The Elephant’s Journey
(We always arrive at the place where we are expected)

The title of this exhibition comes from a book of José Saramago that narrates the journey of an Indian Elephant offered by D. João III (the king of Portugal) to the Austrian Archduke, and that made his trip walking along his mahout.




Project – The Elephant Journey I
Mounting / Painting / Sculpture / Objects
Estoril – Lisbon – Portugal – 2012

















Origin

After Based on true events (Rio de Janeiro / Lisbon 2011/2012) and View Through Trees to a Town / Vista de Uma Cidade por Entre as Árvores (London 2012) I’ve made an object outside the space of a museum - and rejecting the idea of a “White Cube” - maintaining some of the previous assumptions (Estoril 2012).

This objects were primarily created in Tanger (2009).  At my studio - shared with Sofia Aguiar and Yto Barrada - I started to use the walls and the furniture as support, maybe because of the lack of canvas.

In Lisbon I founded hidden paintings on the room where I live in. The room was white when I came in, but during the time the paintings started to emerge underneath the white paint, revealing some hidden themes that I made appear by using a small knife.

The hidden paintings


The representation of the four continents appeared:


Europe (N)
America (O)
Africa (S)
Asia (E)

In London, the Hyde Park’s sculptures of Albert’s Memorial, also represents the four Continents.
In my paintings I represent this representation:
An Elephant representing Asia
A Camel used to represent Africa
A Buffalo representing America
& a Cow representing Europe

This goes with native representations of the human beings of each Continent.

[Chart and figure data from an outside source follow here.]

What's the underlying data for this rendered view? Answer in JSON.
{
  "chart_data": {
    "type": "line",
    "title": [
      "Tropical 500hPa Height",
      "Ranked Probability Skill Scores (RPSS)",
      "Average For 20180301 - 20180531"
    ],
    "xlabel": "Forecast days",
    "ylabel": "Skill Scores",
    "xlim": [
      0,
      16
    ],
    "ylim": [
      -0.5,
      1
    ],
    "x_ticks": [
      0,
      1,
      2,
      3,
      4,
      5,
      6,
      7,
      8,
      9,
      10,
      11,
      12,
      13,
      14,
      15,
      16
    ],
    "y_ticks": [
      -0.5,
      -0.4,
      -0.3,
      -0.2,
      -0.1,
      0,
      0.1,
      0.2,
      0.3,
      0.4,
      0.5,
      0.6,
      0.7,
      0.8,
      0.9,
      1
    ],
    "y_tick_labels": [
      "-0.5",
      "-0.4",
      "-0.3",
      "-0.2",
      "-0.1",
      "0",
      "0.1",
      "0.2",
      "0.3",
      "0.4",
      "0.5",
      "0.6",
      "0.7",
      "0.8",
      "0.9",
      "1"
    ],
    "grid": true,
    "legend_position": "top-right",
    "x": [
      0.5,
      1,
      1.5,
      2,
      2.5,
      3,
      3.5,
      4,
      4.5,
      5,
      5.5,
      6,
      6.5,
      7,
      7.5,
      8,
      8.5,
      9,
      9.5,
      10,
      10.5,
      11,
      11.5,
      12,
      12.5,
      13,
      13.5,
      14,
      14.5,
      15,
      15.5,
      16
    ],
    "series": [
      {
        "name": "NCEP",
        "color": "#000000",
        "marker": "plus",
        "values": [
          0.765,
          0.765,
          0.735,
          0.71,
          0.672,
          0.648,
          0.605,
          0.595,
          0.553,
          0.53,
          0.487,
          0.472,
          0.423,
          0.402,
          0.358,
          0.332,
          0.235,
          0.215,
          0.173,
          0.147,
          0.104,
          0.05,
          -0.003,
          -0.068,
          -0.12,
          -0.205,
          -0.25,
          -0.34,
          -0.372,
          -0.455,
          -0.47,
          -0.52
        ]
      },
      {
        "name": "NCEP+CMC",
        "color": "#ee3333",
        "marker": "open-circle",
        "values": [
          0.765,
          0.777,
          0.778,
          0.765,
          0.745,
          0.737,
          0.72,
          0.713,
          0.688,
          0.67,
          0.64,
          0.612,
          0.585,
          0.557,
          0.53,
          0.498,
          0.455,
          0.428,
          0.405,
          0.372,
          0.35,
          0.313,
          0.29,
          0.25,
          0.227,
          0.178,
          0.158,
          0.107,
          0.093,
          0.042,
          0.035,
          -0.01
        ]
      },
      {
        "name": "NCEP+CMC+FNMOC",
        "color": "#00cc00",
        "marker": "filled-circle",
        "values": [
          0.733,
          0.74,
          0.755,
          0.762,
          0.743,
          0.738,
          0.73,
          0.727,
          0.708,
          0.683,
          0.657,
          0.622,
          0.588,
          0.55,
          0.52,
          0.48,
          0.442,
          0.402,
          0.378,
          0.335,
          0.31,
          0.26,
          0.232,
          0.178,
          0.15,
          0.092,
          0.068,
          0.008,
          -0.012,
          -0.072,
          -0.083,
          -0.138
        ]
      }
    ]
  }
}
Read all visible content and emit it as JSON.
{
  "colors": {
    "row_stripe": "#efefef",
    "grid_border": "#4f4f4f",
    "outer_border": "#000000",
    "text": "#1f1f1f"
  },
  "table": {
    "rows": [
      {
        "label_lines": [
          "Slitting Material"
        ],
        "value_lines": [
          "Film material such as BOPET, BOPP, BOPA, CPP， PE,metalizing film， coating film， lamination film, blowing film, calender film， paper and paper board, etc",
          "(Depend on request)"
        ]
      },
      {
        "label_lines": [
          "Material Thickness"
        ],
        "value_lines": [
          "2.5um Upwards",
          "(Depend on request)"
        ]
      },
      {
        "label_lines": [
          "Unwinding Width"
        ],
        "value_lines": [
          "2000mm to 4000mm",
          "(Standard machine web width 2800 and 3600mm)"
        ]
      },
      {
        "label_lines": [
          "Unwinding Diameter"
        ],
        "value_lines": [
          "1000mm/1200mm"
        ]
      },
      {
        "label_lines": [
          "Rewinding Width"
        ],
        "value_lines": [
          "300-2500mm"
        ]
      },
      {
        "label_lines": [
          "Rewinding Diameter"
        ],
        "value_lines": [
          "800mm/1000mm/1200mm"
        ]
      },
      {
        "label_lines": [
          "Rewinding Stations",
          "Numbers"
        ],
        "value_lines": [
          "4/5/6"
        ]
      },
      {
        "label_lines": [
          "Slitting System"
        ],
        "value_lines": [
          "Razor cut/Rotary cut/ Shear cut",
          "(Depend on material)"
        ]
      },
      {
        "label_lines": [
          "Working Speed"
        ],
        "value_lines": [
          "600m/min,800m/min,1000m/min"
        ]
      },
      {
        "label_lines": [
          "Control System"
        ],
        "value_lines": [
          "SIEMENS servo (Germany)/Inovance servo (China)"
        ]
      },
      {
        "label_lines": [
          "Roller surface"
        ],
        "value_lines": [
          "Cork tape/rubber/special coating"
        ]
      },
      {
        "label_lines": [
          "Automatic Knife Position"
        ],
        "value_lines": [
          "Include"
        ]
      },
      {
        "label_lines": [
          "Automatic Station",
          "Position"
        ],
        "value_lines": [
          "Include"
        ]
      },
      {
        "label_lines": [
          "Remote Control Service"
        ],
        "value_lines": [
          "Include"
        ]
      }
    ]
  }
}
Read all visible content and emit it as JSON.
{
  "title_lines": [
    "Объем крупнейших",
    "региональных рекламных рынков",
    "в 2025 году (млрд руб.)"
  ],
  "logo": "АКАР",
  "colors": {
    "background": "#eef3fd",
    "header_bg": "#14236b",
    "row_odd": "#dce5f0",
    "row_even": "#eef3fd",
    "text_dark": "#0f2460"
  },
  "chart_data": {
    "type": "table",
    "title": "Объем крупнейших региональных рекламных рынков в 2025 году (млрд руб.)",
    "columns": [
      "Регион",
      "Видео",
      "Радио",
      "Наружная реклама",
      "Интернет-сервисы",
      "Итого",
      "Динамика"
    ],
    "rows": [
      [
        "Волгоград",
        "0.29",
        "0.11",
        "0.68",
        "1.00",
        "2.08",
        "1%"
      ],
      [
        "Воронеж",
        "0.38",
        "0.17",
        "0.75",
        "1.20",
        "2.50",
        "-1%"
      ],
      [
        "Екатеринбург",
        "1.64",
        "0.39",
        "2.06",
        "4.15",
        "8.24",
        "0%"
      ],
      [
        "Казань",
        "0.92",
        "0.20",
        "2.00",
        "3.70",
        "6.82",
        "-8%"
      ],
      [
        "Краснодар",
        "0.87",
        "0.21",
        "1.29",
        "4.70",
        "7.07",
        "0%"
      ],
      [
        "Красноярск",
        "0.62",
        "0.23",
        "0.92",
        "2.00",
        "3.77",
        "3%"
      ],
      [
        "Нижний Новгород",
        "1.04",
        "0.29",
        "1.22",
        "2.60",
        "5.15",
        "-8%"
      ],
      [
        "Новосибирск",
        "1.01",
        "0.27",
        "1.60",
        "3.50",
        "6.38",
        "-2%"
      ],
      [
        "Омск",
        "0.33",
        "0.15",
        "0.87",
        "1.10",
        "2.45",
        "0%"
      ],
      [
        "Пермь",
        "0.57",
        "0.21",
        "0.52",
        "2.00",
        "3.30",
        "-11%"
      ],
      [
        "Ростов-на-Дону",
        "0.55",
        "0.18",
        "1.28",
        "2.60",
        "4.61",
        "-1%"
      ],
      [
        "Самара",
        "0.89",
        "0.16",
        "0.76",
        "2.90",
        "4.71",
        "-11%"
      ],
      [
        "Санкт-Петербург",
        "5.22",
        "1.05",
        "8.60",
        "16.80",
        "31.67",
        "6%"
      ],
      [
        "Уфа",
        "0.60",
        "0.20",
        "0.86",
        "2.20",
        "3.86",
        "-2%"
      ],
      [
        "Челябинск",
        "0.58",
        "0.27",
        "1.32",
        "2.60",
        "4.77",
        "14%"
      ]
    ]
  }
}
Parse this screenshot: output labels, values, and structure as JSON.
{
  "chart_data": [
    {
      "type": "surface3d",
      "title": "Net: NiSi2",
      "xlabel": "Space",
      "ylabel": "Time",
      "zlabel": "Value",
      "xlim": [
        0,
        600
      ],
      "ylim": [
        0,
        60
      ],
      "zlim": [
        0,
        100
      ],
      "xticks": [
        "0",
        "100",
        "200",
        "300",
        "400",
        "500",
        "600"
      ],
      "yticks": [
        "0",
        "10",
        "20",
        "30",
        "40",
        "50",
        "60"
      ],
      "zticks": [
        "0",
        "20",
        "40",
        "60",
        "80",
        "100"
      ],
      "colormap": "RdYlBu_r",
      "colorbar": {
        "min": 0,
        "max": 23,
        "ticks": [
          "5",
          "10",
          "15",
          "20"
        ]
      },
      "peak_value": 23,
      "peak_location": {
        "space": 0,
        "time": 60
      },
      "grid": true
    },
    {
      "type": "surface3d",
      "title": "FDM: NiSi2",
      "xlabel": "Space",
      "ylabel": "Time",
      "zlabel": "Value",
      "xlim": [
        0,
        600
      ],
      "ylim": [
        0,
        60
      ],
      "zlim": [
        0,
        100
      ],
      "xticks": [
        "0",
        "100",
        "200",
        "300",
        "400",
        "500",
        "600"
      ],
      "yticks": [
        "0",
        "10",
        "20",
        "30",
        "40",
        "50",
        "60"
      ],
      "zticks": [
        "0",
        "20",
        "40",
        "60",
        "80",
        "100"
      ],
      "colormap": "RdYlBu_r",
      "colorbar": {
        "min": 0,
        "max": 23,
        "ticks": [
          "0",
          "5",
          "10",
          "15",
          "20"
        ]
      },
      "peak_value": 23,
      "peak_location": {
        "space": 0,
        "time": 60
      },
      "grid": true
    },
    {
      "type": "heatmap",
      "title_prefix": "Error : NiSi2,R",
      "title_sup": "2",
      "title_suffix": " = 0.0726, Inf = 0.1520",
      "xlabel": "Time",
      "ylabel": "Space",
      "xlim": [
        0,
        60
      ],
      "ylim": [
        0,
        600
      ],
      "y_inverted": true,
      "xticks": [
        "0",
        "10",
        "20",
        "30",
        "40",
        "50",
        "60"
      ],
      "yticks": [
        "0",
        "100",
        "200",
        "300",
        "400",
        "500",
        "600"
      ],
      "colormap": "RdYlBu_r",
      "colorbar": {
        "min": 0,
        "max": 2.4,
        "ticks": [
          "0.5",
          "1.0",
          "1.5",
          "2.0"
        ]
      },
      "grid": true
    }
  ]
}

The fifth continent does not exist – if it did – probably it would be something like a kangaroo and an aboriginal, or maybe a bigger animal for a more important representation…

From the museum rooms to the “real” space

In the same way as it happened in the spaces of previous exhibitions, the floor and the walls are worked areas that surround the different rooms of the restaurant that hosts my piece – The Elephant’s Journey. The floor is painted and exists to be stepped on and walked over in a carefree way. As to the walls - and besides the work done with the brushes - they also receive some objects that hide parts of their painted surface.
The usually “untouchable objects”, that live as “untouchable art” when placed in a museum or gallery ( modified - tables, chairs and lamps) assume once again their original function, being  able to be used one more time, as normal objects of everyday life.


The triviality of the work

I have in mind some ornamental paintings I’ve seen in restaurants / chop-houses / tents (...).

I wish to retake this traditional desire of creating an idyllic scene, sometimes evocating a glorious past and also the eventual desire of upgrading the place itself.

In order to construct the piece I spend a particularly low budget, focusing my attention on selecting and recycling old objects. This intention of spending a small amount of cash, makes me able to center all energy in “object-transformation”.

Changing objects - furniture, “bibelots” and different surfaces. Even with the possible stigma that this “glorification” may bring, the aim is to create an intimate space - elegant maybe - but never to intimidate the spectator.

In other words: I wish to create a massification and democratize my piece returning to the initial idea of painting as ornament.

I wish to make the objects live outside the “white cube” - inherited from modernism.

I pretend that the objects live for itself, being able to create a gateway that reveals a new experience in each viewer.

With this work, I am coming back into a place where people eat - the same starting point that José Saramago uses in his book called The Elephant’s Journey - This leaves me to think that maybe I was somehow trying to reinforce the idea of “unmaking” / the idea of returning / the idea of desanctifying art.

Modernism and Crime

Adolf Loos speaks of “Ornament and Crime” - one of the funding theories of modernism. In my work I tend to follow the idea of using painting as ornament.

(I don’t see ornament as something particularly criminal)

I feel the need to transform the space inside a modernist museum. On the other hand – when working in the “real” space - my intention is simply to surprise the viewer by inviting him to walk over my floor paintings. People also will be able to sit on this objects and even eat on it.

Key elements

Orientalism / History / Ornament / Crime / Narrative of Saramago / Imagery / Colonialism / Slavery / Ornamental Classical Painting / Modernism / Extinct Animals / Tradition / Glory / Statute/ Automatic Writing.

Note: In a flood in Tanger I lost my traveling books The Elephant Journey / Inside The White Cube / 100 Years of Non Linear History / & Animals from Amazonia / I am now using memory to evocate all references.